A scientific crowdsourcing initiative led by researchers of the Wayne State University Perinatal Initiative and the National Institutes of Health’s Perinatology Research Branch at the Wayne State University School of Medicine has developed promising predictive models for gestational age and spontaneous preterm birth.
“Crowdsourcing assessment of maternal blood multi-omics for predicting gestational age and preterm birth” published today June 15 in Cell Reports Medicine, details the methods and findings of the DREAM Preterm Birth Prediction Challenge launched in 2019 by WSU, the PRB and collaborators from several institutions.
The initiative invited researchers around the world to use maternal blood transcriptomics and proteomics data generated by the PRB and WSU to develop an accurate molecular clock of pregnancy and models to identify women at risk for preterm birth.
The challenge sought to bring the obstetrics and machine-learning community together to determine the value of maternal whole blood transcriptomics data for gestational dating and determining the risk of preterm birth. The ultimate goal was to identify, through big-data analytical approaches, a set of biomarkers that can be pursued in further targeted studies to develop convenient and affordable tests for pregnancy dating, and to identify patients at risk of preterm birth who can benefit from closer surveillance and treatment.
Harnessing the wisdom of scientists around the world, via a DREAM challenge, Adi Tarca, Ph.D., professor of Obstetrics and Gynecology, and adjunct professor of Computer Science at Wayne State University; Roberto Romero, M.D., D.Med.Sci., chief of the Perinatology Research Branch, program director for Perinatal Research and Obstetrics, Intramural Division of the Eunice Kennedy Shriver National Institute of Child Health and Human Development, together with co-authors from other institutions, developed methods to predict gestational age and preterm birth from longitudinal multi-omics data. They found that certain ribonucleic acids, or RNAs, predict ultrasound-based gestational age and identified molecular changes that precede a diagnosis of spontaneous preterm birth in asymptomatic women.
The DREAM challenges framework used in the study was pioneered by Gustavo Stolovitzky, Ph.D., program director of the Translational Systems Biology and Nanobiotechnology Program at IBM’s Thomas J. Watson Research Center. DREAM challenges were shown to make a difference in other areas of biomedicine by providing a robust evaluation of models and biodata. The DREAM challenge director overseeing the implementation of the challenge and senior author was James Costello, Ph.D.., of the Department of Pharmacology at the University of Colorado Anschutz Medical Campus.
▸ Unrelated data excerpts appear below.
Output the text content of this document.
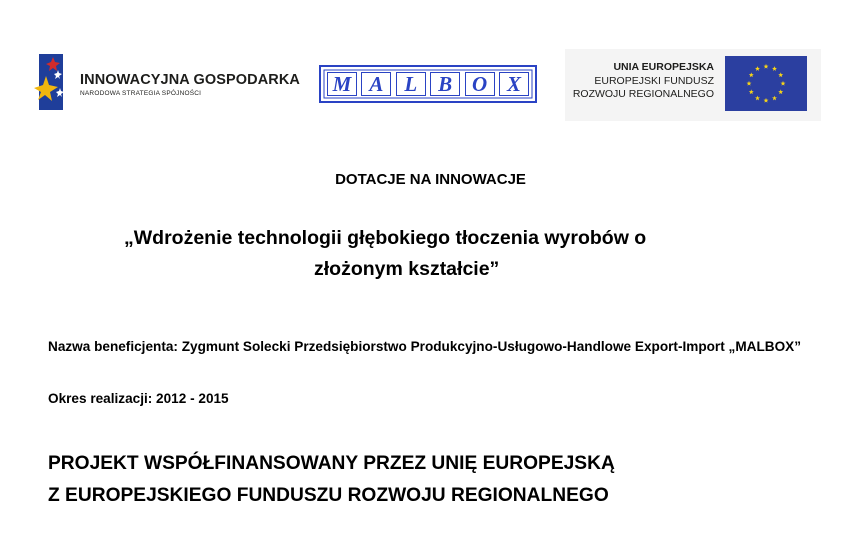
INNOWACYJNA GOSPODARKA
NARODOWA STRATEGIA SPÓJNOŚCI	M A L B O X
UNIA EUROPEJSKA
EUROPEJSKI FUNDUSZ
ROZWOJU REGIONALNEGO
DOTACJE NA INNOWACJE
„Wdrożenie technologii głębokiego tłoczenia wyrobów o
złożonym kształcie”
Nazwa beneficjenta: Zygmunt Solecki Przedsiębiorstwo Produkcyjno-Usługowo-Handlowe Export-Import „MALBOX”
Okres realizacji: 2012 - 2015
PROJEKT WSPÓŁFINANSOWANY PRZEZ UNIĘ EUROPEJSKĄ
Z EUROPEJSKIEGO FUNDUSZU ROZWOJU REGIONALNEGO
“This study demonstrated evidence of superior performance by plasma proteomics compared to whole-blood transcriptomics in the prediction of spontaneous preterm delivery,” Dr. Tarca said. “The plasma proteomics signatures of spontaneous preterm birth identified here have direct implications for the development of future tests demonstrated in other health applications by combining reproducible proteomic signals with machine learning.”
More than 500 researchers worldwide took part in the challenge. The resulting computational algorithms are available to the scientific community via an open-source license, allowing for research and applications in similar research initiatives.
“The DREAM challenge is a fantastic opportunity to engage computational scientists in an important biomedical question. Leveraging data repositories such as the March of Dimes Database for Preterm Birth Research (https://pretermbirthdb.org/mod/home) in combination with crowdsourcing computational knowledge allows us to creatively tackle challenging research problems such as preterm birth,” said Marina Sirota, Ph.D., associate professor of Bakar Computational Health Sciences Institute at the University of California, San Francisco. “This is hopefully a first of many challenges leveraging diverse molecular data and advanced computational techniques that will be able to impact diagnostic and therapeutic strategies for preterm birth.”
The rate of preterm birth in the United States remains fundamentally unchanged in recent years, causing an annual societal economic burden of at least $26.2 billion. Worldwide, preterm birth causes more than 1 million deaths annually. Children who do survive preterm birth are at risk for a number of short- and long-term complications.